The race presented residents with starkly different personalities, policies and visions for the nation’s eighth-most populous state. In turn, the contest drew enormous attention and money, with more than $65 million in spending, including the primaries, and about 2.1 million early votes, easily breaking state records.
Brian Kemp, Georgia’s former secretary of state, is positioned to maintain the Republican grip on power in Georgia, which has not elected a Democrat as governor since 1998.
Mr. Kemp vowed to cut regulations and crack down on undocumented immigrants. He captured the Republican nomination in a July runoff, bolstered by Mr. Trump’s support and by provocative television ads in which he brandished a shotgun at a teenager (to underscore his support for gun rights) and promised to round up “criminal illegals” in his pickup truck.
His proposals, though sometimes vague, thrilled conservatives: a “Track and Deport” plan that would “create a comprehensive database to track criminal aliens in Georgia;” new limits on the state’s budget, sustaining the government’s efforts to lure major economic projects; and an intensified focus on stopping gang activity.
He had not been the Republican establishment’s first choice — the retiring Republican governor, Nathan Deal, endorsed one of Mr. Kemp’s primary rivals before eventually offering his full-throated backing — and his hard-right tone sent waves of concern through the Georgia business community, which wields enormous influence.
Ms. Abrams, a Yale-educated tax lawyer raised by civil rights activists in coastal Mississippi, ran largely as an unapologetic liberal, promising to expand Medicaidunder the Affordable Care Act as a way to address the state’s acute rural health care problem.
Though she seemed most comfortable talking policy, her allies emphasized her place in the broader context of Southern history. In a campaign appearance, the television personality Oprah Winfrey spoke of the indignities suffered by nonwhite Georgians in the days of Jim Crow, saying that failing to vote now would be “disrespecting and disregarding” those ancestors.
And Democrats invested enormous hopes in Ms. Abrams’s candidacy, betting that she would allow the party to rebound from a string of defeats in Georgia.

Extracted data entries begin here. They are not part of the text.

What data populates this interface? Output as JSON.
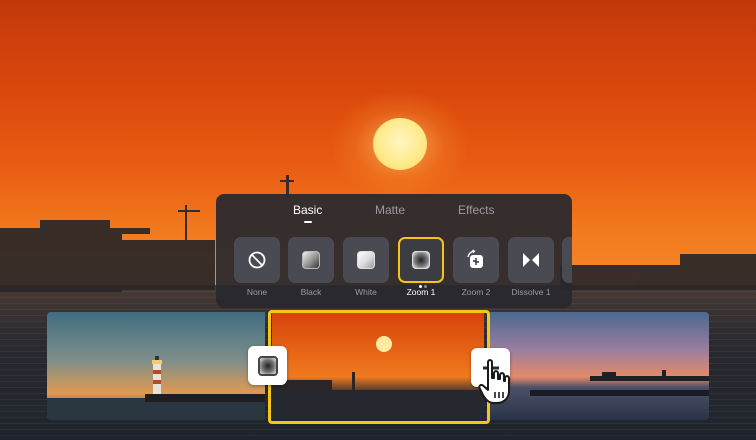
{
  "panel": {
    "tabs": [
      {
        "label": "Basic",
        "active": true
      },
      {
        "label": "Matte",
        "active": false
      },
      {
        "label": "Effects",
        "active": false
      }
    ],
    "transitions": [
      {
        "label": "None",
        "icon": "none-icon"
      },
      {
        "label": "Black",
        "icon": "black-fade-icon"
      },
      {
        "label": "White",
        "icon": "white-fade-icon"
      },
      {
        "label": "Zoom 1",
        "icon": "zoom-icon",
        "selected": true
      },
      {
        "label": "Zoom 2",
        "icon": "zoom-rotate-icon"
      },
      {
        "label": "Dissolve 1",
        "icon": "dissolve-icon"
      }
    ]
  },
  "timeline": {
    "clips": [
      {
        "name": "lighthouse-clip"
      },
      {
        "name": "sunset-clip",
        "selected": true
      },
      {
        "name": "pier-dusk-clip"
      }
    ],
    "transition_buttons": [
      {
        "icon": "transition-applied-icon"
      },
      {
        "icon": "add-transition-icon"
      }
    ]
  },
  "colors": {
    "accent": "#f5c518",
    "panel_bg": "#28282e",
    "tile_bg": "#4a4a52"
  }
}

Each side in the race tried to paint the other as extremist. Mr. Trump called Ms. Abrams “one of the most extreme far-left politicians in the entire country” and said she would “have Georgia turn into Venezuela.” Democrats said Mr. Kemp’s shotgun ad showed him to be “reckless” and “irresponsible.”
But the issue that seemed to electrify voters most in the final weeks was voting access, a particularly sensitive matter because Mr. Kemp was still overseeing elections.

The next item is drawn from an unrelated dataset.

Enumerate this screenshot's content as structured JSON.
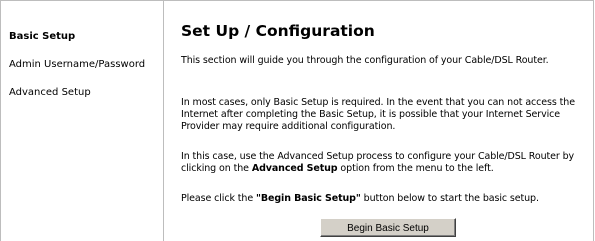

Two days before the election, Mr. Kemp’s office announced, citing scant evidence, that it was opening an inquiry into the state Democratic Party after what the office called “a failed attempt to hack the state’s voter registration system.” Democrats denied any wrongdoing and called the announcement a political stunt.

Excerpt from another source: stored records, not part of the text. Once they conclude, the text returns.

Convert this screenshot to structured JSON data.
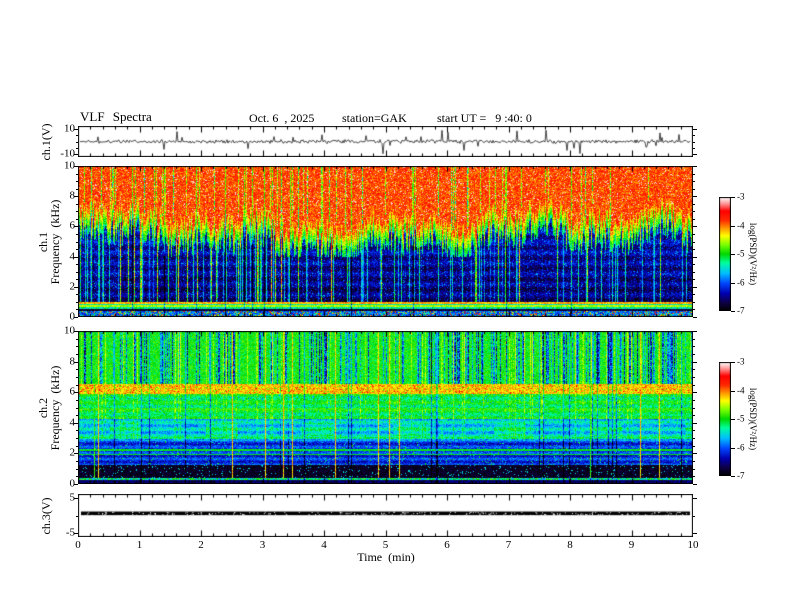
{
  "title": {
    "main": "VLF Spectra",
    "date": "Oct. 6  , 2025",
    "station": "station=GAK",
    "start_ut": "start UT =   9 :40: 0"
  },
  "x_axis": {
    "label": "Time  (min)",
    "ticks": [
      "0",
      "1",
      "2",
      "3",
      "4",
      "5",
      "6",
      "7",
      "8",
      "9",
      "10"
    ],
    "minor_per_major": 5
  },
  "panels": {
    "ch1_wave": {
      "ylabel": "ch.1(V)",
      "yticks": [
        "10",
        "-10"
      ],
      "ytick_values": [
        10,
        -10
      ],
      "range": [
        -12,
        12
      ]
    },
    "ch1_spec": {
      "ylabel_line1": "ch.1",
      "ylabel_line2": "Frequency  (kHz)",
      "yticks": [
        "0",
        "2",
        "4",
        "6",
        "8",
        "10"
      ]
    },
    "ch2_spec": {
      "ylabel_line1": "ch.2",
      "ylabel_line2": "Frequency  (kHz)",
      "yticks": [
        "0",
        "2",
        "4",
        "6",
        "8",
        "10"
      ]
    },
    "ch3_wave": {
      "ylabel": "ch.3(V)",
      "yticks": [
        "5",
        "-5"
      ],
      "ytick_values": [
        5,
        -5
      ],
      "range": [
        -6,
        6
      ]
    }
  },
  "colorbar": {
    "unit": "log(PSD)(V²/Hz)",
    "ticks": [
      "-3",
      "-4",
      "-5",
      "-6",
      "-7"
    ],
    "range": [
      -7,
      -3
    ]
  },
  "chart_data": [
    {
      "type": "line",
      "panel": "ch1 waveform",
      "ylabel": "ch.1(V)",
      "ylim": [
        -12,
        12
      ],
      "yticks": [
        10,
        -10
      ],
      "x_minutes": [
        0,
        10
      ],
      "signal": {
        "baseline_V": 0,
        "noise_amp_V": 1,
        "spike_amp_V": [
          3,
          10
        ],
        "note": "continuous broadband noise trace with frequent impulsive spikes of both polarities reaching ±10 V"
      }
    },
    {
      "type": "heatmap",
      "panel": "ch1 spectrogram",
      "xlabel": "Time (min)",
      "ylabel": "ch.1 Frequency (kHz)",
      "xlim": [
        0,
        10
      ],
      "ylim": [
        0,
        10
      ],
      "scale": "log(PSD)(V²/Hz)",
      "value_range": [
        -7,
        -3
      ],
      "features": {
        "red_top": {
          "boundary_khz_range": [
            4.9,
            7.5
          ],
          "psd": -3.55,
          "note": "intense red/orange region above a flame-like lower edge"
        },
        "transition_psd": -4.7,
        "low_region": {
          "f": [
            1.05,
            5.0
          ],
          "psd": -6.5,
          "note": "dark blue/black with dense vertical sferic streaks"
        },
        "sferic_streaks": {
          "density": 0.18,
          "psd_boost": [
            0.6,
            2.6
          ]
        },
        "narrowband_lines": [
          {
            "f": 0.95,
            "psd": -3.9
          },
          {
            "f": 0.85,
            "psd": -5.1
          },
          {
            "f": 0.74,
            "psd": -4.3
          },
          {
            "f": 0.62,
            "psd": -5.0
          }
        ],
        "dark_gap": {
          "f": [
            0.44,
            0.56
          ],
          "psd": -6.6
        },
        "bottom_speckle": {
          "f": [
            0,
            0.44
          ],
          "psd": -5.8
        }
      }
    },
    {
      "type": "heatmap",
      "panel": "ch2 spectrogram",
      "xlabel": "Time (min)",
      "ylabel": "ch.2 Frequency (kHz)",
      "xlim": [
        0,
        10
      ],
      "ylim": [
        0,
        10
      ],
      "scale": "log(PSD)(V²/Hz)",
      "value_range": [
        -7,
        -3
      ],
      "features": {
        "green_top": {
          "f": [
            6.55,
            10
          ],
          "psd": -5.0,
          "dark_streak_density": 0.28,
          "note": "green/cyan with dark blue vertical stripes"
        },
        "yellow_band": {
          "f": [
            5.9,
            6.55
          ],
          "psd": -4.2,
          "note": "bright yellow/orange horizontal band near 6 kHz"
        },
        "cyan_mid": {
          "f": [
            4.3,
            5.9
          ],
          "psd": -5.1
        },
        "blue_patches": {
          "f": [
            2.85,
            4.3
          ],
          "psd": -5.6
        },
        "navy_band": {
          "f": [
            1.25,
            2.85
          ],
          "psd": -6.15
        },
        "dark_low": {
          "f": [
            0.4,
            1.25
          ],
          "psd": -6.7
        },
        "bottom_speckle": {
          "f": [
            0,
            0.4
          ],
          "psd": -6.0
        },
        "red_vertical_lines": {
          "density": 0.03,
          "psd": -4.2,
          "note": "thin full-height orange/red sferic lines"
        }
      }
    },
    {
      "type": "line",
      "panel": "ch3 waveform",
      "ylabel": "ch.3(V)",
      "ylim": [
        -6,
        6
      ],
      "yticks": [
        5,
        -5
      ],
      "signal": {
        "baseline_V": 0.6,
        "noise_amp_V": 0.05,
        "note": "flat thick black trace, no activity"
      }
    }
  ]
}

But Mr. Kemp’s record still gave Ms. Abrams’s campaign a rallying cry even after the polls closed: “Count every vote,” her campaign manager repeatedly told the television cameras, asserting that it was not yet time for Ms. Abrams to concede.
On Friday evening in Atlanta, Ms. Abrams held true to that.
“I don’t want to hold public office if I have to scheme my way into the post because the title of governor isn’t nearly as important as our shared title — voters,” she said. “And that is why we fight on.”